Why do they treat me like that? Taking the mask off of envy

Published: Saturday, August 20, 2016 - 05:15 in Psychology & Sociology

You just received the promotion you have worked so hard for, but you overhear a co-worker say that you got it because the boss only gives the easy projects to you while the hard ones are dumped on everyone else. Some of your envious co-workers come to congratulate you with the aim of being seen with you for reputational benefits, but some others may be less kind in their response. While these overt signs of envy can often be received badly, University of Cincinnati Lindner College of Business research indicates that how that envy is perceived and attributed by the envied person makes all the difference in how it is handled.

"Envy is common in the workplace and generally occurs when a co-worker receives valuable accolades such as promotions, awards, benefits, high-profile assignments, expense accounts and even better office chairs," says Harshad Puranik, third-year UC doctoral student in the College of Business. "Any situation which leads individuals to make social comparisons that highlight differences in how they are treated can potentially lead to envy."
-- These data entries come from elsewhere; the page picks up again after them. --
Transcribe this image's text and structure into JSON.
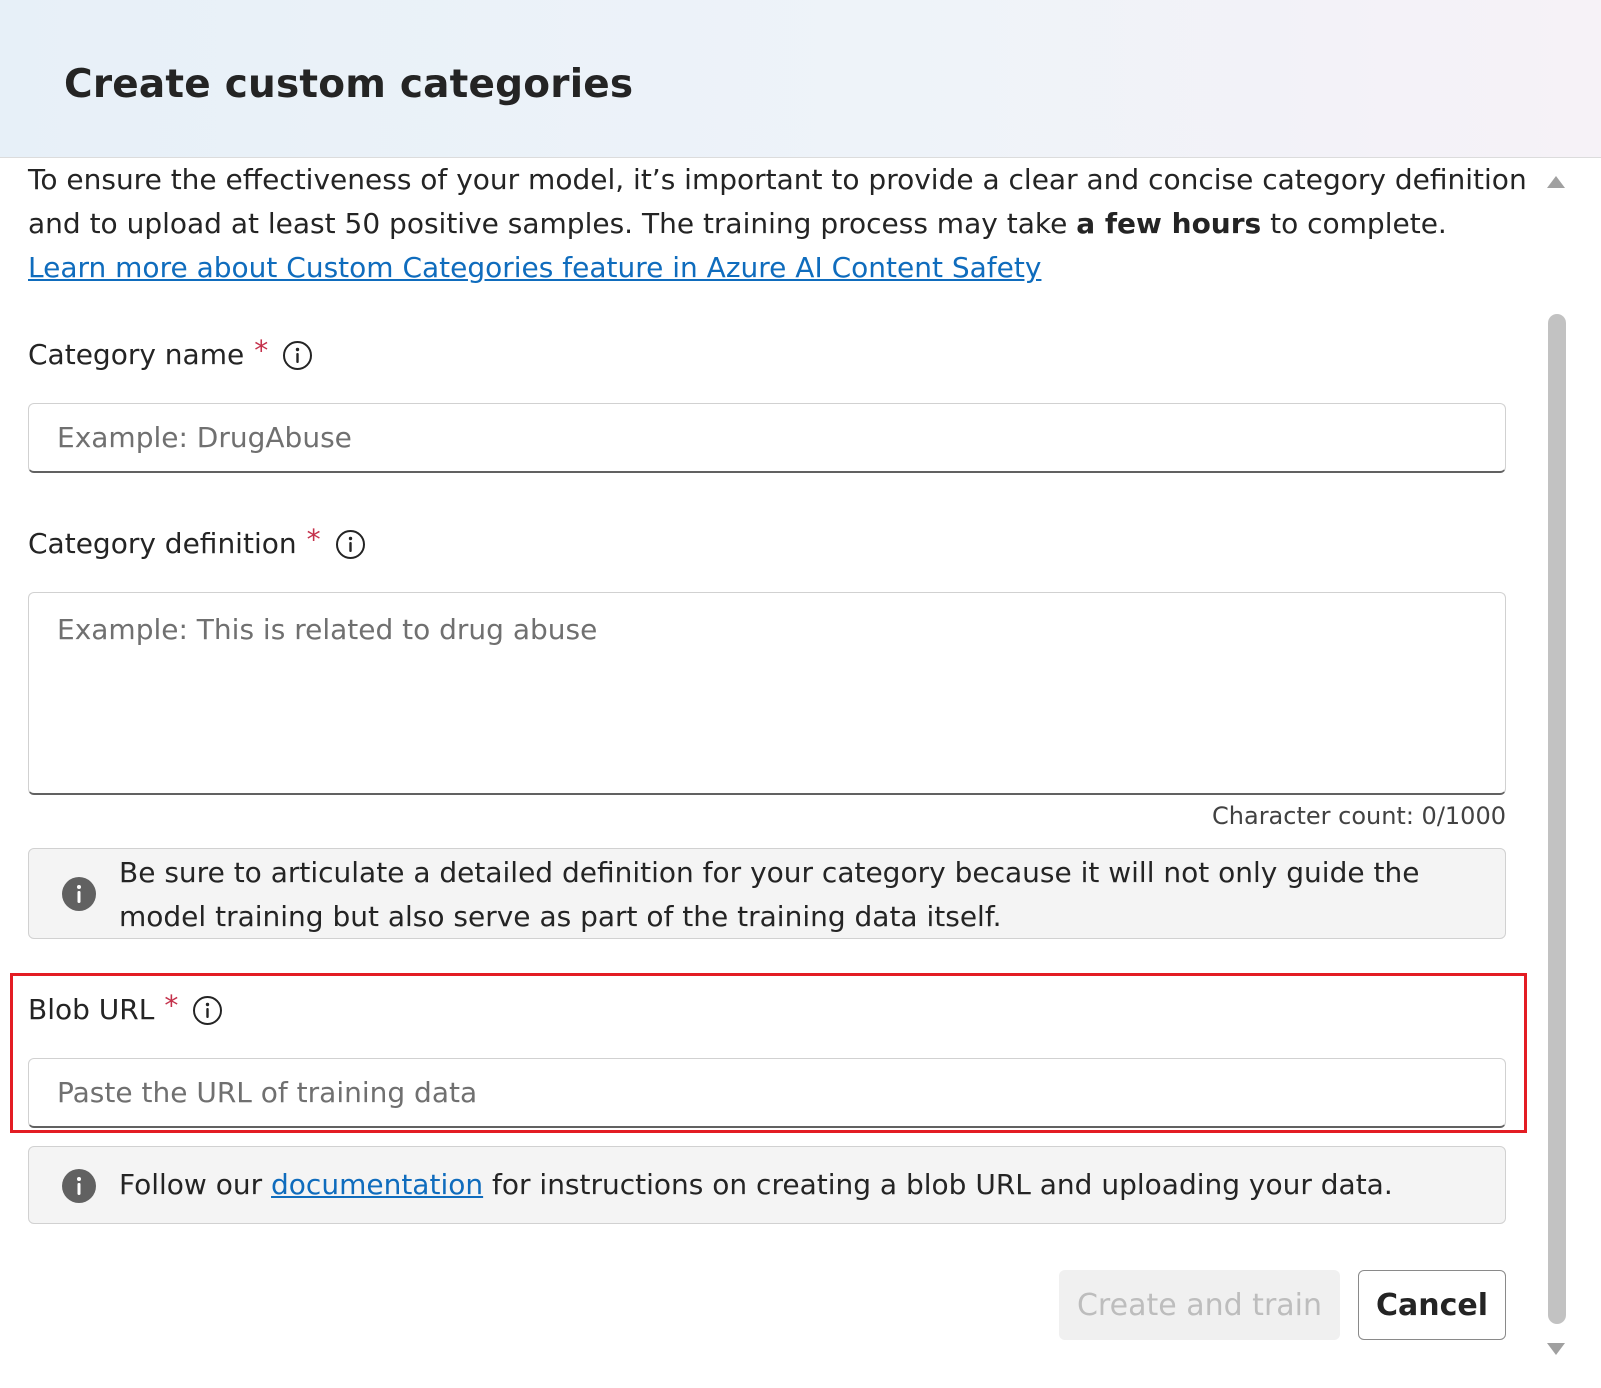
{
  "dialog": {
    "title": "Create custom categories"
  },
  "intro": {
    "text_before_bold": "To ensure the effectiveness of your model, it’s important to provide a clear and concise category definition and to upload at least 50 positive samples. The training process may take ",
    "bold_text": "a few hours",
    "text_after_bold": " to complete. ",
    "link_text": "Learn more about Custom Categories feature in Azure AI Content Safety"
  },
  "category_name": {
    "label": "Category name",
    "required_mark": "*",
    "placeholder": "Example: DrugAbuse",
    "info_icon": "info-outline-icon"
  },
  "category_definition": {
    "label": "Category definition",
    "required_mark": "*",
    "placeholder": "Example: This is related to drug abuse",
    "character_count": "Character count: 0/1000",
    "info_icon": "info-outline-icon"
  },
  "definition_message": {
    "icon": "info-filled-icon",
    "text": "Be sure to articulate a detailed definition for your category because it will not only guide the model training but also serve as part of the training data itself."
  },
  "blob_url": {
    "label": "Blob URL",
    "required_mark": "*",
    "placeholder": "Paste the URL of training data",
    "info_icon": "info-outline-icon",
    "highlight_color": "#e31c23"
  },
  "blob_message": {
    "icon": "info-filled-icon",
    "text_before_link": "Follow our ",
    "link_text": "documentation",
    "text_after_link": " for instructions on creating a blob URL and uploading your data."
  },
  "buttons": {
    "create_label": "Create and train",
    "cancel_label": "Cancel"
  },
  "colors": {
    "link": "#0f6cbd",
    "required": "#c4314b",
    "disabled_button_bg": "#f0f0f0",
    "disabled_button_text": "#bdbdbd"
  }
}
In their theoretical paper titled, "They Want What I've Got: The Role of Self-Esteem and Attribution in Determining Responses to Coworker Envy," presented at the 76th Annual Meeting of the Academy of Management in August in Anaheim, California, Puranik, along with his mentors, Heather Vough and Joel Koopman, both assistant professors of business at UC, and fellow collaborator Daniel Gamache from University of Georgia theorize about how envied employees are likely to respond to the behaviors of their envious coworkers.

"While the research to date focuses primarily on the person who is envious, we, in contrast, suggest that envy occurs in an interpersonal context and it is also important to understand how the recipient responds to being envied," says Vough. "Our theory paper primarily focuses on when and why envied employees are likely to realize that they are being envied."

"What we learn from using self-regulation theory is that self-esteem is important," says Puranik. "The trait self-esteem of the envied employee is an important component that will determine whether they are able to recognize the behaviors of their co-workers as being caused by envy or not and this will subsequently determine their behavioral response."

Is it envy or am I great?

According to Vough, in hostile or social undermining conditions, people with higher self-esteem are more likely to ask, 'Why would this person do these things to me, I'm great.' In their search for answers, they may determine that envy is the cause of the negative treatment. Individuals with low self-esteem, in contrast, may accept hostile behaviors because that is how they expect to be treated by others.

On the flipside, when individuals receive positive treatment, such as compliments and opportunities for future collaborations, those with low self-esteem may become suspicious and wonder why someone is treating them in an unexpected way. When individuals with high self-esteem receive positive treatment, however, that behavior is self-confirming and does not require further elaboration.

Not stopping there, the researchers take their theory one step further and track how the envied person picks up on the envy and responds.

"What I find interesting is how we can have this negative behavior toward a person, but whether they attribute it to envy or not makes a difference in their response," says Vough. "Normally, when we see negative behaviors by an envious person, we expect a negative response back toward them, but if the envy attribution is made, it flips that and elicits a more positive response by the envied employee.

"Alternately, we expect people to respond positively toward positive behaviors aimed at them."

In their study model, the researchers predict, perhaps counterintuitively, that when individuals believe others are acting positively toward them due to envy, they will actually try to retreat from the relationship because they fear they are being used by the other person.

Puranik says the level of trait self-esteem of the envied person is the important component that will determine whether they are able to recognize these behaviors from envy and that will subsequently determine how they respond.

The researchers hope to inspire further studies looking at ways to enhance workplace relationships that foster more productive teamwork.